Figure 3 – Time series of all tweets containing the word ‘pain’
Looking at the word ‘pain’ in this time series graph, the first two peaks (16th of February 2015 and 9th of March 2015) occur at the same time as the peaks of the previous graph of the word ‘poisoning’. The third peak occurs on the evening of the 18th of March 2015 and continues on to the 19th of March 2015 which also overlaps with the previous peak in tweets with words that use ‘poisoning’.
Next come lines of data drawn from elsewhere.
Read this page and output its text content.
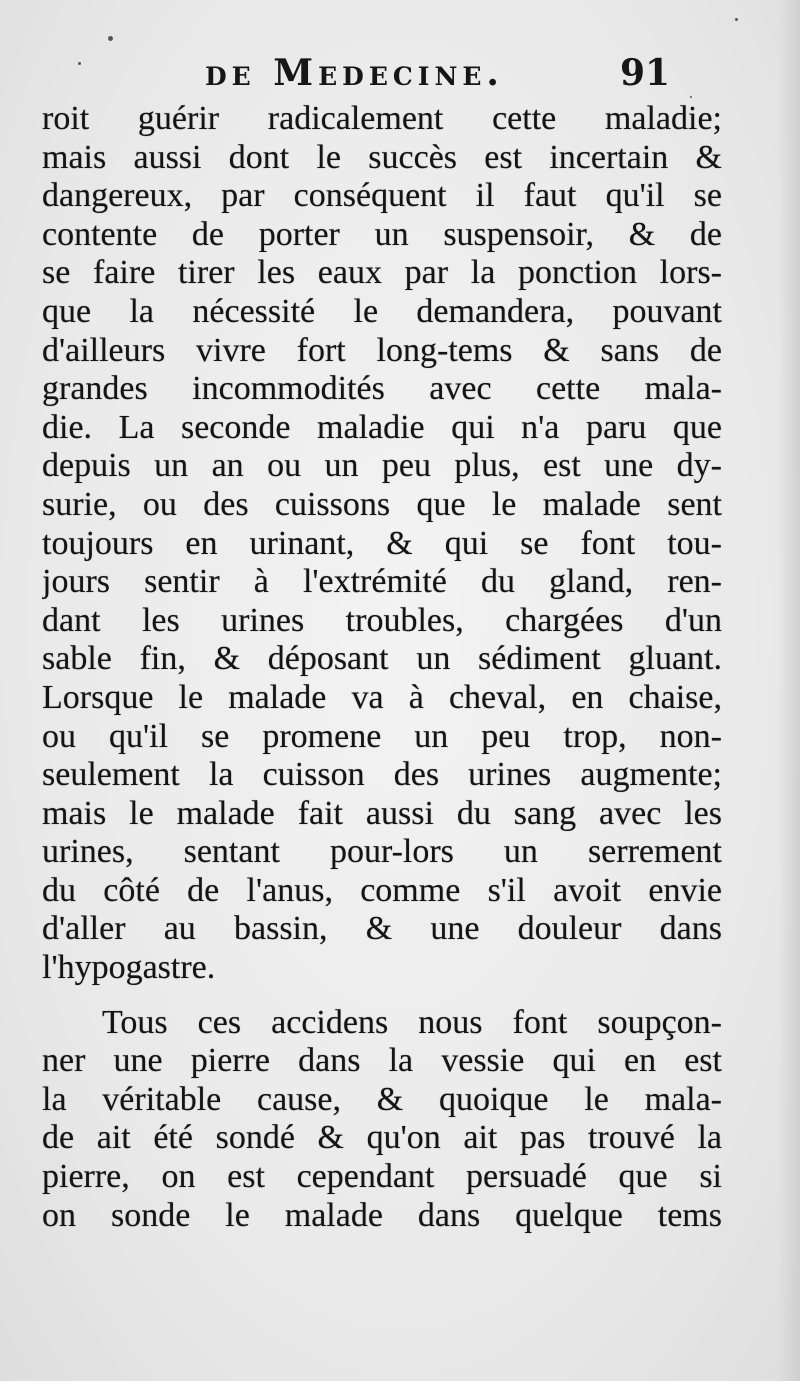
de Medecine.	91
roit guérir radicalement cette maladie;
mais aussi dont le succès est incertain &
dangereux, par conséquent il faut qu'il se
contente de porter un suspensoir, & de
se faire tirer les eaux par la ponction lors-
que la nécessité le demandera, pouvant
d'ailleurs vivre fort long-tems & sans de
grandes incommodités avec cette mala-
die. La seconde maladie qui n'a paru que
depuis un an ou un peu plus, est une dy-
surie, ou des cuissons que le malade sent
toujours en urinant, & qui se font tou-
jours sentir à l'extrémité du gland, ren-
dant les urines troubles, chargées d'un
sable fin, & déposant un sédiment gluant.
Lorsque le malade va à cheval, en chaise,
ou qu'il se promene un peu trop, non-
seulement la cuisson des urines augmente;
mais le malade fait aussi du sang avec les
urines, sentant pour-lors un serrement
du côté de l'anus, comme s'il avoit envie
d'aller au bassin, & une douleur dans
l'hypogastre.
Tous ces accidens nous font soupçon-
ner une pierre dans la vessie qui en est
la véritable cause, & quoique le mala-
de ait été sondé & qu'on ait pas trouvé la
pierre, on est cependant persuadé que si
on sonde le malade dans quelque tems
Figure 4 – Average tweet sentiment of all tweets
The time series analysis also plots the average tweet sentiment, however tweets related to the norovirus sickness contain very little negative or positive sentiment.
I used the following search queries (adapted from queries used by the Foods Standards Agency) to gather the data: sick bug, Sickness bug, stomach flu, vomiting, #Sicknessbug, sickness virus, winter AND sickness, bug, winter sickness, winter virus, winter vomiting, #winterbug, #norovirus, norovirus AND outbreak, Norovirus, Norovirus AND symptoms, puke, retch, sick AND fever spit up, stomach pain, throw up, throwing up, upset stomach, Vom, #barf, Barf, being sick, chuck up, feeling sick, Heave, Norovirus AND Food, Food poisoning, Norovirus AND cruise, and Norovirus AND cruise ship. Data were analysed at an aggregate level, and these results form part of a project that has ethics approval.
Gerlitz, C., & Rieder, B. (2013). Mining one percent of Twitter: Collections, baselines, sampling. M/C Journal, 16(2).
González-Bailón, S., Wang, N., Rivero, A., Borge-Holthoefer, J., & Moreno, Y. (2014). Assessing the bias in samples of large online networks. Social Networks, 38, 16–27. doi:10.1016/j.socnet.2014.01.004
I would like to thank Prof. Peter Bath from the Health Informatics Research group for suggesting to examine peaks and sentiments across health topics.